En 1979 se celebraron en España las primeras elecciones libres tras la dictadura. La política entonces lo abarcaba todo, porque el futuro tendría que revisar muchas cosas que hoy parecen de cajón. Por ejemplo, el derecho al divorcio, que no estaba reconocido. Y otros asuntos más controvertidos, relacionados con derechos individuales: la legalización del aborto, la despenalización de ciertas conductas, entre ellas, la homosexualidad. Los homosexuales habían sido especialmente maltratados por el franquismo, aplicándoseles una ley llamada de “vagos y maleantes”. Toda una declaración de principios. En un mitin sobre estos asuntos participaban representantes de diversos partidos y también un militante del Frente de Liberación Gay. La sopa de letras hoy conocida (de momento) como LGTBIQ+ ni siquiera se intuía que pudiera llegar a existir. En el mitin, el representante de ese frente explicó que estaba demostrado que todos los individuos son homosexuales. Si no lo admiten es por prejuicios socioculturales. A medida que iba desgranando esta teoría, un hombre ya mayor, con pinta de militante de Comisiones Obreras, se iba poniendo rojo. De pronto gritó: “¡Usted me está llamando maricón!” Y se abalanzó hacia el ponente con intenciones nada amistosas.

Era, sin duda, una actitud homófoba. Aún hoy se da, aunque es de esperar que cada vez menos. Pero la posición del militante homosexual era, claramente, heterófoba. Y esto segundo no siempre es tenido en cuenta.

Los gays han sido víctimas de unos valores dominados por la cultura cristiana y apoyados por unos políticos que, en general, comulgaban con ella. Perseguidos con saña, incluso por gente que se esforzaba en esconder su propia orientación sexual. Pero ser víctima no convierte a nadie en conocedor de las verdades absolutas. Puede ser objeto de empatía y hasta exigir reparación, pero de ahí a proponer que la humanidad entera es homosexual va un mundo.

Lo mismo vale para las víctimas del terrorismo, que pretendieron erigirse en oráculos legislativos.

En aquellos años, los homosexuales reclamaban el derecho a no ser discriminados: la igualdad. Luego vino esa historia del orgullo gay y hasta juegos olímpicos en los que se segregaban a sí mismos. ¡Son muy libres! 

Ahora un sector del movimiento LGTBIQ+ ha ido un poco más lejos y ha decidido que su condición de minoría en algún momento perseguida le da patente de corso para imponer criterios a los demás sobre el valor de las opiniones y las personas. Tras la decisión del Ayuntamiento de Barcelona de designar a la escritora Najat El Hachmi como pregonera de las fiestas de la Mercè, han anunciado que no merece tal distinción porque no asume al ciento por ciento sus ideas. Ni siquiera, han insinuado, puede ser considerada feminista. Pues es sabido que la patente del feminismo es exclusiva de Irene Montero y sus asesores jurídicos.

Lo grueso es que Najat El Hachmi lo que ha manifestado es una cantidad notable de dudas sobre algunos aspectos de la ley Trans. Entre otras, que se conceda al personal el derecho a cambiar de género bajo palabra de honor, sin más.

También se la acusa de islamófoba por haber recriminado a diversas dirigentes de la izquierda oficial su participación en un acto público junto a una mahometana con velo, al que ve como un símbolo de la opresión de la mujer en los países islámicos. ¡Cómo si no lo fuera! Y quien tenga dudas, que mire a Afganistán, a Irán o, si lo prefiere, a Marruecos, país de nacimiento de la escritora, afincada posteriormente en Cataluña.

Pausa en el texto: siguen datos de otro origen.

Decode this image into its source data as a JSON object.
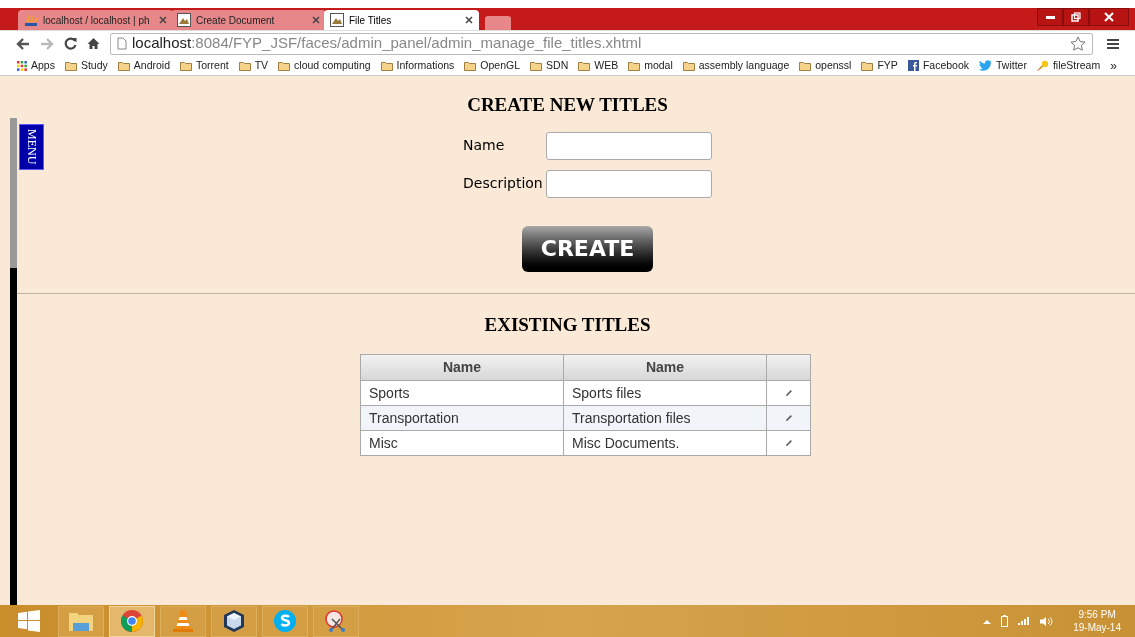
{
  "tabs": [
    {
      "label": "localhost / localhost | ph",
      "kind": "pma",
      "selected": false
    },
    {
      "label": "Create Document",
      "kind": "doc",
      "selected": false
    },
    {
      "label": "File Titles",
      "kind": "doc",
      "selected": true
    }
  ],
  "address": {
    "host": "localhost",
    "rest": ":8084/FYP_JSF/faces/admin_panel/admin_manage_file_titles.xhtml"
  },
  "bookmarks": [
    {
      "label": "Apps",
      "kind": "apps"
    },
    {
      "label": "Study",
      "kind": "folder"
    },
    {
      "label": "Android",
      "kind": "folder"
    },
    {
      "label": "Torrent",
      "kind": "folder"
    },
    {
      "label": "TV",
      "kind": "folder"
    },
    {
      "label": "cloud computing",
      "kind": "folder"
    },
    {
      "label": "Informations",
      "kind": "folder"
    },
    {
      "label": "OpenGL",
      "kind": "folder"
    },
    {
      "label": "SDN",
      "kind": "folder"
    },
    {
      "label": "WEB",
      "kind": "folder"
    },
    {
      "label": "modal",
      "kind": "folder"
    },
    {
      "label": "assembly language",
      "kind": "folder"
    },
    {
      "label": "openssl",
      "kind": "folder"
    },
    {
      "label": "FYP",
      "kind": "folder"
    },
    {
      "label": "Facebook",
      "kind": "facebook"
    },
    {
      "label": "Twitter",
      "kind": "twitter"
    },
    {
      "label": "fileStream",
      "kind": "bulb"
    }
  ],
  "bookmarks_more": "»",
  "menu_tab": "MENU",
  "create_heading": "CREATE NEW TITLES",
  "fields": [
    {
      "label": "Name"
    },
    {
      "label": "Description"
    }
  ],
  "create_button": "CREATE",
  "existing_heading": "EXISTING TITLES",
  "table": {
    "columns": [
      "Name",
      "Name"
    ],
    "rows": [
      [
        "Sports",
        "Sports files"
      ],
      [
        "Transportation",
        "Transportation files"
      ],
      [
        "Misc",
        "Misc Documents."
      ]
    ]
  },
  "taskbar": {
    "apps": [
      {
        "kind": "folder",
        "selected": false
      },
      {
        "kind": "chrome",
        "selected": true
      },
      {
        "kind": "cone",
        "selected": false
      },
      {
        "kind": "cube",
        "selected": false
      },
      {
        "kind": "skype",
        "selected": false
      },
      {
        "kind": "scissors",
        "selected": false
      }
    ],
    "time": "9:56 PM",
    "date": "19-May-14"
  }
}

Y todo eso se proclama sin aludir para nada al hecho de que la festividad en cuestión coincida con la de una celebración católica. Una religión que, como la mahometana, subordina a la mujer. Por no hablar del asunto ése de las vírgenes (como la Mercè), puro instrumento para la llegada del hijo, al que paren sin haber conocido varón; algo perfectamente racional, ajustado a las últimas aportaciones de la biología. 

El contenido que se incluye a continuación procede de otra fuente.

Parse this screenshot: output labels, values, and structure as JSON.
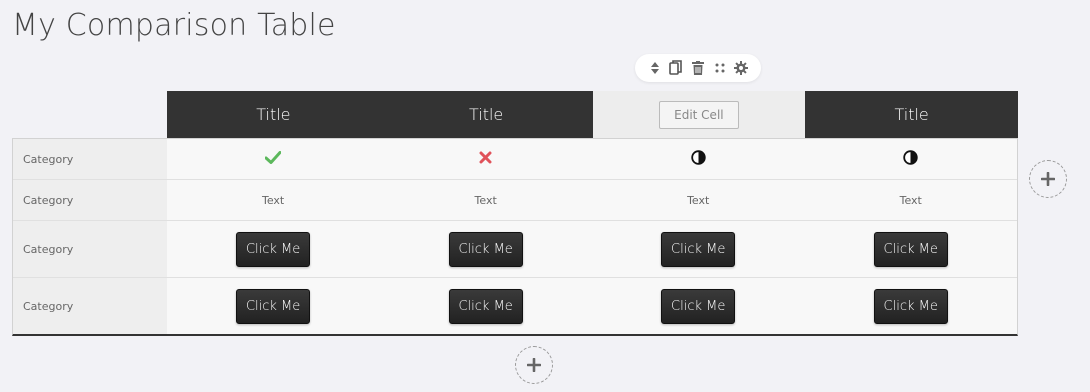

Claro que siempre cabe añadir una letra más al sopicaldo, para incluir una referencia a las hembras que generan hijos sin más aportación que la de un mensajero del Espíritu Santo. Una evidente minoría sexual. A partir de ahí, el movimiento LGTBIQ+ podrá exigir, junto a los Abogados Cristianos -esos que persiguen a la revista Mongolia y a quien haga falta-, que nadie discrepe de nada, que nadie cuestione nada. Mejor gente que no piense y acepte las consignas. Para el resto, lo que se propone para Najat El Hachmi. Por si alguien no lo sabe: se llama censura.